I have a deep learning library that I’m building with the old Cuda Toolkit 9.2, and I have a limitation where I cannot change the toolkit version I’m using.
I now need to run my CUDA application on a very new GPU. It’s new enough that its architecture is not one that’s supported by NVCC from Cuda 9.2 . So I end up going through JIT compilation, which takes really long.
Is there a workaround that I can use to include the SASS for the new GPU in the fat binary?
The different GPU architectures are not binary compatible. That means you cannot generate SASS (machine code) for a new architecture with an old toolchain. The designated workaround is the one you are already using: Generate PTX code for the latest version the toolchain supports and have the compiler backend that comes with the driver package JIT-compile that to SASS. This obviously requires a recent enough driver.

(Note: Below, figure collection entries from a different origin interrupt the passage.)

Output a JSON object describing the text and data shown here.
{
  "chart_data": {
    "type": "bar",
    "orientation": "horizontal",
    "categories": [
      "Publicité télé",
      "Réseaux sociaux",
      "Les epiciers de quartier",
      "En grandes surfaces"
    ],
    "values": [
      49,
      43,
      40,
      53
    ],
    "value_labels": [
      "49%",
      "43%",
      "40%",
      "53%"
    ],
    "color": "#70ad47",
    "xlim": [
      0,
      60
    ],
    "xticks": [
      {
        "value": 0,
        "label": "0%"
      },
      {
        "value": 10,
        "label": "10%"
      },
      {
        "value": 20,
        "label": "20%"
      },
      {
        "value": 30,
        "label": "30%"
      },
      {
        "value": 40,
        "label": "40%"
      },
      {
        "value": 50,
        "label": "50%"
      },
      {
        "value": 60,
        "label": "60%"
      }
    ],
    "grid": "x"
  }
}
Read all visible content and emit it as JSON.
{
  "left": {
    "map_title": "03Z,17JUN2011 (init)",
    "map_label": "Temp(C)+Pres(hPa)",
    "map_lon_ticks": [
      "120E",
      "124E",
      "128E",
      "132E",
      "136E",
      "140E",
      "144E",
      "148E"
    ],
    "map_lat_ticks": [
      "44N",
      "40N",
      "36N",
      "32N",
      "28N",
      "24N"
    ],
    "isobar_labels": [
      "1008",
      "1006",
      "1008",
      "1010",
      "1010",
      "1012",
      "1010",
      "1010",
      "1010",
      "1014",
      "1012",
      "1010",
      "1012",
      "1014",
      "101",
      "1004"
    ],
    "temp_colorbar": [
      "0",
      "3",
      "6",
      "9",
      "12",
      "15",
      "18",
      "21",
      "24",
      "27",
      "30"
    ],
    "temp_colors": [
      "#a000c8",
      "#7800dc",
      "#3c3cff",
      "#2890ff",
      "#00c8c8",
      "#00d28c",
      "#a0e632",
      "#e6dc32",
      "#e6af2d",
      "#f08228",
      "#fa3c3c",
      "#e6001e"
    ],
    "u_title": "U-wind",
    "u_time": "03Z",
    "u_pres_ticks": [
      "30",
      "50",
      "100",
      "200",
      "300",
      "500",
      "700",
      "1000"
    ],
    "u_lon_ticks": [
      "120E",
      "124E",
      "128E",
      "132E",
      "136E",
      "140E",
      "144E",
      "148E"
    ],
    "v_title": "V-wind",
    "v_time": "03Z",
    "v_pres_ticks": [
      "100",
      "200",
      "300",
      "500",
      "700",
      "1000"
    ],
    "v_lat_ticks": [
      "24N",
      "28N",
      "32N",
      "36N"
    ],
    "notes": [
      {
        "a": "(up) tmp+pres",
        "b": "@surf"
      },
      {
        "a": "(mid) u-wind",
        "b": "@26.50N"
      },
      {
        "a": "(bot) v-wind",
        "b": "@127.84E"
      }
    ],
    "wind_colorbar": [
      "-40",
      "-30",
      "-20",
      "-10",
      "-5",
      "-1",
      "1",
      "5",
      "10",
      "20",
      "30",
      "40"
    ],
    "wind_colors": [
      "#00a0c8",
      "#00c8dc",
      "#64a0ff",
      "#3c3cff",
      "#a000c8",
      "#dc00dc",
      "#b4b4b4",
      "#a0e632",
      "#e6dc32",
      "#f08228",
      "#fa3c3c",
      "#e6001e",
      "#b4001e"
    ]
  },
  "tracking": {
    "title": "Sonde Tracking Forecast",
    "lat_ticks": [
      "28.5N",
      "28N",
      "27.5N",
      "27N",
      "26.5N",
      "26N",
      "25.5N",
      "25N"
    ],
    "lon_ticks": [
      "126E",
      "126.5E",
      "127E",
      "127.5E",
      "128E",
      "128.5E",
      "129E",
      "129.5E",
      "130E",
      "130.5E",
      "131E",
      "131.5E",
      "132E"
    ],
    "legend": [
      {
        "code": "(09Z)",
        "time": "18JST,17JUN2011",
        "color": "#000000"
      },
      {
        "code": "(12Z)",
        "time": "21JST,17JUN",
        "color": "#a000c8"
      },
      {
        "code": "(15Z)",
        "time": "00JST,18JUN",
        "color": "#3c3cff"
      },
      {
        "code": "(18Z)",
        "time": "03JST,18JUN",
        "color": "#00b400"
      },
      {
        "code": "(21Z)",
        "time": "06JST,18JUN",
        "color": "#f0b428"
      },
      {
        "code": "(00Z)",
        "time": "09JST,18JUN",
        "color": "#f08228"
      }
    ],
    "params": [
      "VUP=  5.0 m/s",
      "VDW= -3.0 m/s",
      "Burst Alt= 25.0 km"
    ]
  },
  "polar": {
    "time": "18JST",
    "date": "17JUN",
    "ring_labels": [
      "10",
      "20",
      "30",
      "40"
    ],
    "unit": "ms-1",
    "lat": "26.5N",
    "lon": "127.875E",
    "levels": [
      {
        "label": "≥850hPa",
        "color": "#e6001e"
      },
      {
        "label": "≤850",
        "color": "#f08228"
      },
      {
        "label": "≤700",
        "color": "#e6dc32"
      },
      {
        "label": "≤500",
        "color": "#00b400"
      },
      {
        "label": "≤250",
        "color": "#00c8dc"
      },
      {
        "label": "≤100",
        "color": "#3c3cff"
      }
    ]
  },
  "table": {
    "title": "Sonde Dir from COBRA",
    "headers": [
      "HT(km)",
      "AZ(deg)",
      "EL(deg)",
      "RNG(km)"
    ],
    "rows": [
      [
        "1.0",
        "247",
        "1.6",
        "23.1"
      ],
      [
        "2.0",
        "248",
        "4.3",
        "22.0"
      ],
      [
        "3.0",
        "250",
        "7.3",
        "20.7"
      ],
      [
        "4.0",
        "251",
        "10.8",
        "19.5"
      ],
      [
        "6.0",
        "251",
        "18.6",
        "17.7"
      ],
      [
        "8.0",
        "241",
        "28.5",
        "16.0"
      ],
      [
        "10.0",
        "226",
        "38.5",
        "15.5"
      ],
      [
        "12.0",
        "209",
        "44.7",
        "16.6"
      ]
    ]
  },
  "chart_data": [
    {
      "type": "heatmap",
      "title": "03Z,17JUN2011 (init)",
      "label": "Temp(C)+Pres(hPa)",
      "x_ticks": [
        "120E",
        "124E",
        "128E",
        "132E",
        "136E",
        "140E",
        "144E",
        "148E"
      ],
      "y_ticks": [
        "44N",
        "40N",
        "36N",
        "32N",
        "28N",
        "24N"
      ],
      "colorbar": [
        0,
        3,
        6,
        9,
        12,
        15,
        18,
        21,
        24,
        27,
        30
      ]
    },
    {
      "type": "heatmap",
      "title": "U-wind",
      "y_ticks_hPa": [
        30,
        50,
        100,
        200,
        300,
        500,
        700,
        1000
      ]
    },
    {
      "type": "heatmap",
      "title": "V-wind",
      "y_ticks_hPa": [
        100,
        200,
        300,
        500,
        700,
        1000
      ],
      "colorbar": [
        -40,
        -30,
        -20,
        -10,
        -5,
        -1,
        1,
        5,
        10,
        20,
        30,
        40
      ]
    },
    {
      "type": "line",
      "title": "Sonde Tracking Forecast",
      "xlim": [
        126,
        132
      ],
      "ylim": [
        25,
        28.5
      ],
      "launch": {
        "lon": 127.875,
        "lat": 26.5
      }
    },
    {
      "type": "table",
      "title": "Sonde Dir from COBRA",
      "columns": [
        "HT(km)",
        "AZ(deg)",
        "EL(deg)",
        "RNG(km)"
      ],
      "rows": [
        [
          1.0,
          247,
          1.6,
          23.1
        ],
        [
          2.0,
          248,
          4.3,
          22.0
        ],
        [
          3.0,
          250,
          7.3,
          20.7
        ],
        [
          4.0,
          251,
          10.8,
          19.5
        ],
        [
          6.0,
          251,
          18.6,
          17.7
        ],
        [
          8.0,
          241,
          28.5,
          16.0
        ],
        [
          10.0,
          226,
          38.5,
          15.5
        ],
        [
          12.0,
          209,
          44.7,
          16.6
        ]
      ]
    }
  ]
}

I would recommend the PTX-JIT-compile approach only for a transitional period while deployment of the latest toolchain is in progress. What is the specific reason you cannot upgrade to a newer CUDA version? 9.2 is quite old, from 2018. You could always install multiple CUDA versions and switch between them as needed.
Your guess is at good as mine. I would think there is a reason the toolchain is distributed as part of a toolkit and not as a standalone component that can be mixed & matched at will with the rest of the toolkit components. Even if it would seem to work, such a setup might break at any time, and you would have no support for such Frankenbuild.
Why is it that you are stuck with CUDA 9.2? That might be an easier problem to solve.